Hermione desvió la mirada. El rumbo al que Ron estaba dirigiendo esa conversación le incomodaba aun después de tantos años. Había pasado tanto tiempo desde todo aquello que no tenía caso tocar lo sucedido ¿Para qué? A esas alturas solo vendría a interferir con sus vidas.

-Eso pertenece al pasado –dijo resuelta, pero Ron le ofreció un beso en la frente y le sonrió tristemente.

-Pero cariño, es que eso nunca ha pertenecido al pasado ¿Acaso no te das cuenta? sigue contigo día tras día como una herida que no deja de sangrar, que no te permite respirar.

-¡Eso es mentira! –Contesto indignada- tal vez para ti siga presente porque…

-Porque no has permitido que sea de otra manera –la interrumpió contundente. Hermione se estremeció.

En todos los años que llevaban de casados, Ron nunca le había reprochado nada. Había estado junto a ella en las buenas y en las malas siempre incondicional, siempre brindándole su apoyo.
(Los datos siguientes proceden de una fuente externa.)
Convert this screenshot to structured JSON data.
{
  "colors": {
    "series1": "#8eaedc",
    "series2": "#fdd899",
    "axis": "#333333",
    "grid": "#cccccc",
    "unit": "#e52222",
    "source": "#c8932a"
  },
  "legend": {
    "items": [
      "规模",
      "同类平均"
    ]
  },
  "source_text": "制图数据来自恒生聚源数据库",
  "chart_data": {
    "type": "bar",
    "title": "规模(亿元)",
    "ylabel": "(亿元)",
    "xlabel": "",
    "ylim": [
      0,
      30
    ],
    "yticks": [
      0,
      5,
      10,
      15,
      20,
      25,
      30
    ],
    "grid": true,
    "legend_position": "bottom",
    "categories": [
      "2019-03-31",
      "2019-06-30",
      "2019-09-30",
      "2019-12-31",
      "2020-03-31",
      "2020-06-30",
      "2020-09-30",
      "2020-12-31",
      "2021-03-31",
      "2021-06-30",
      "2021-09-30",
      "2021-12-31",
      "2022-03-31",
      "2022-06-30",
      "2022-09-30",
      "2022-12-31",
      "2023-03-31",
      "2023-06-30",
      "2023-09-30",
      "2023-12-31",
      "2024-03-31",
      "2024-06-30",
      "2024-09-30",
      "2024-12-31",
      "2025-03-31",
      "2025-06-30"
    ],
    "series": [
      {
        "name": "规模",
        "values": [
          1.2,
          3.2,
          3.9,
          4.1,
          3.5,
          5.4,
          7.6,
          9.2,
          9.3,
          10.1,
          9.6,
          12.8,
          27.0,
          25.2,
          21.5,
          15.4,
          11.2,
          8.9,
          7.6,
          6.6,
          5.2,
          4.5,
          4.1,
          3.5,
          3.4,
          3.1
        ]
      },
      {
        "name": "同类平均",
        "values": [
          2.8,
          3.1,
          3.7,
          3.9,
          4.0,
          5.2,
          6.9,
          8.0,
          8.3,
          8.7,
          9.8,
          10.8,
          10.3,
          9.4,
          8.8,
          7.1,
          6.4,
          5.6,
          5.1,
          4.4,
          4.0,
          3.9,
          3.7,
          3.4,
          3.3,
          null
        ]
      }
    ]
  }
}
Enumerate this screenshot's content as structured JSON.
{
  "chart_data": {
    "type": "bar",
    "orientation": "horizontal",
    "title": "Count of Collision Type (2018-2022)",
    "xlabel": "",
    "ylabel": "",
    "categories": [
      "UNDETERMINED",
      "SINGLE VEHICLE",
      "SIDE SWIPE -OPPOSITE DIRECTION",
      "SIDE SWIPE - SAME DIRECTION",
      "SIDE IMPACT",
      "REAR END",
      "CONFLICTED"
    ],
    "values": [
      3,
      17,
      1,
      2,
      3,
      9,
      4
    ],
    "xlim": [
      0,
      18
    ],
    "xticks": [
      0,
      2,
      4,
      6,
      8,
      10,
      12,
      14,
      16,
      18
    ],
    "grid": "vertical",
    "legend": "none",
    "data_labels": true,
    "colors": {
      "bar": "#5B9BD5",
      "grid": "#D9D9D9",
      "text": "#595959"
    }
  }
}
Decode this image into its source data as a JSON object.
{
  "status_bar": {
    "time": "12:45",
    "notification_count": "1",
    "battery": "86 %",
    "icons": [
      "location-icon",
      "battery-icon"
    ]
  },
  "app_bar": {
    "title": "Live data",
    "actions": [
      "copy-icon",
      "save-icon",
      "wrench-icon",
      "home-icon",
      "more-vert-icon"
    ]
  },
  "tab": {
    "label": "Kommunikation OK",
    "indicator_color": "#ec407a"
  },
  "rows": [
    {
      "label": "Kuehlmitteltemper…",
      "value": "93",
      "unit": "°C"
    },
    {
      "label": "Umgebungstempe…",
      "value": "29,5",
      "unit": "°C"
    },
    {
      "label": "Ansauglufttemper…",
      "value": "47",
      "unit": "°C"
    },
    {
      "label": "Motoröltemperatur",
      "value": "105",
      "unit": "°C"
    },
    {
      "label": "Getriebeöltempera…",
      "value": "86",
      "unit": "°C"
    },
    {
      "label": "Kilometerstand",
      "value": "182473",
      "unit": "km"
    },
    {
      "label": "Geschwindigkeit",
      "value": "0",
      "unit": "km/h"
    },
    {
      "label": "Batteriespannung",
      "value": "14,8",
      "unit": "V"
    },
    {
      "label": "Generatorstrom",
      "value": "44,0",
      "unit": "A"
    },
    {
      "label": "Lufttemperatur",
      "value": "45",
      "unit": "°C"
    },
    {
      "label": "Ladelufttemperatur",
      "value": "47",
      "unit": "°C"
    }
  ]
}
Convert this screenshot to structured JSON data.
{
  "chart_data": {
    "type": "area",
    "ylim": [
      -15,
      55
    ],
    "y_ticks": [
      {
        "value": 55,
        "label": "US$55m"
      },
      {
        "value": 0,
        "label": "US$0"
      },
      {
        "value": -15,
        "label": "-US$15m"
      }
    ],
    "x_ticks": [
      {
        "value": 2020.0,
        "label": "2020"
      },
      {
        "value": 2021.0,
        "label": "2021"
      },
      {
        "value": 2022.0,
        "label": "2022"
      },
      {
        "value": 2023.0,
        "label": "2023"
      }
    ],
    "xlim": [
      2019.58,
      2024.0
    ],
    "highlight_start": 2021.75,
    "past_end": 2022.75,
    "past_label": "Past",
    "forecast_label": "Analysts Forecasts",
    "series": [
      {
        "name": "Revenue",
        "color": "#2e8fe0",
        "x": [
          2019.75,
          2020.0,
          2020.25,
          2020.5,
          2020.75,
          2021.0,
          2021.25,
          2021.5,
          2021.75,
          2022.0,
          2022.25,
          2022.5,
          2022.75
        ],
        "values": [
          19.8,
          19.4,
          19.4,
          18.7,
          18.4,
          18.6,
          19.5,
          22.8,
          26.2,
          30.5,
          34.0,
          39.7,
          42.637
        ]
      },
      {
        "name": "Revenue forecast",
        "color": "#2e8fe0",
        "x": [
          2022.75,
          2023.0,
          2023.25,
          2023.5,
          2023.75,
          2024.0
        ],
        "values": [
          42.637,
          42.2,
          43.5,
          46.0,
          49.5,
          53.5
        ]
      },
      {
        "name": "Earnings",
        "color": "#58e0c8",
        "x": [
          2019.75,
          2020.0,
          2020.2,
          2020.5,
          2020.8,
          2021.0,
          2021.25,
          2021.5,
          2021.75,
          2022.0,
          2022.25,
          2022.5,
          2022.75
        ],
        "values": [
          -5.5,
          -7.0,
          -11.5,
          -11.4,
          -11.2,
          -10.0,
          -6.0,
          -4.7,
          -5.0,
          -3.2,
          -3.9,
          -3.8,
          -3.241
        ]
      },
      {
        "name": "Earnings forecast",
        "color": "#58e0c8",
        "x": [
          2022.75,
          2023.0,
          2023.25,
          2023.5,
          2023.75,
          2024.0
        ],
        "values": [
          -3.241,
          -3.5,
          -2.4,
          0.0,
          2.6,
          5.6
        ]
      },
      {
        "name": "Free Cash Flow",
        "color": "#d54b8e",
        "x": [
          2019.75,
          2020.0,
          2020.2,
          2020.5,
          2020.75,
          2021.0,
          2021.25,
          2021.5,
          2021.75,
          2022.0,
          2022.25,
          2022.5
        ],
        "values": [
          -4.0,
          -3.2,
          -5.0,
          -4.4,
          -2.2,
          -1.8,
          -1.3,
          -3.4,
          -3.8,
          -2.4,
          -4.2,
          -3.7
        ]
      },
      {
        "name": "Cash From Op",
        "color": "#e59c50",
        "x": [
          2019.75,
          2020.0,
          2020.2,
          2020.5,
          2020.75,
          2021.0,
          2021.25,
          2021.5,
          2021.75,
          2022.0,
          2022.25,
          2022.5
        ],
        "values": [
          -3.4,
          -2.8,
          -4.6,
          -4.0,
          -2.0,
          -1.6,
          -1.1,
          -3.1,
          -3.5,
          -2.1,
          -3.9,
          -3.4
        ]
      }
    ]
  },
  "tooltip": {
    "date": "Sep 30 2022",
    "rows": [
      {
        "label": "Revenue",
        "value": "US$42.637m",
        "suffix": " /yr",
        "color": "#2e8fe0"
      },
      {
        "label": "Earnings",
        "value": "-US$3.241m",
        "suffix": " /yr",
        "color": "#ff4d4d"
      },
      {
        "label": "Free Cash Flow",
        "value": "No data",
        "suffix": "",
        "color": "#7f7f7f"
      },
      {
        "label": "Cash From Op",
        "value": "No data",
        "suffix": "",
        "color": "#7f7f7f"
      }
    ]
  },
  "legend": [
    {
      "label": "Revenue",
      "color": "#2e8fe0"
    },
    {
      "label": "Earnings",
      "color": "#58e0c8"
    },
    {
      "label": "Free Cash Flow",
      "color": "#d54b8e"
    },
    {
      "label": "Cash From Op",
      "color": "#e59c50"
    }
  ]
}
La había visto llorar cuando el dolor era insoportable y la consoló con todo lo inmenso que era su amor cuando todo paso y su alma se convirtió en ceniza estuvo con ella; cuando las fuerzas la abandonaron él le obsequio las suyas, siempre él, sin lamentarse, sin pronunciar nunca una mala palabra en su contra, aun cuando lo hiciera enojar hasta enrojecer, aun cuando le destrozara el corazón con su actuar, aun cuando el causante de sus penurias no fuera él.

La forma como brillaba el azul de sus ojos, mientras la aprisionaba con fuerza por los hombros lo decía todo, aunque él no dijera explícitamente nada.

-Hermione ¿Porque te aferras a tu odio de esta manera tan enfermiza? –Preguntó casi suplicante- te esta envenenando la vida y lo hará también con la de Rose ¿Qué no te das cuenta?

Pero ella se negaba con todas sus fuerzas a encarar un pasado que casi la destruyo.

-Por qué no puedo, porque eso es imposible después de que casi la perdí por su culpa…...No –sentencio definitiva al tiempo que se liberaba del agarre enjugando sus lágrimas- tiene que entender que Scorpius Malfoy NO es para ella y tú sabes muy bien por qué.

-Él no es ningún santo de mi devoción, pero Rose no tiene que pagar por tus pecados.

-¡AHH! –rugió Hermione con furia. –Eso no tiene nada que ver. -¿Pero que se le había metido a su esposo en la cabeza? El quien era el principal opositor de los Malfoy, el que los despreciaba más que a nada en el mundo ¿Es que acaso se había vuelto loco? – Pues lo siento por Rose, pero se tendrá que olvidar de ese muchachito y es mi última palabra, ninguna mujer se ha muerto nunca por un desamor y no será su caso.

-¡Es verdad! –interrumpió Rose desde la entrada de su cuarto. Sus ojos destilaban lágrimas de odio y dolor mientras su puño se cerraba con fuerza sobre una carta –Pero si muero ha de ser de rabia y de vergüenza.

-¡Rose! –exclamo desconcertada su madre.

-¿Por qué no tuviste el valor de decirme que Scorpius es mi hermano?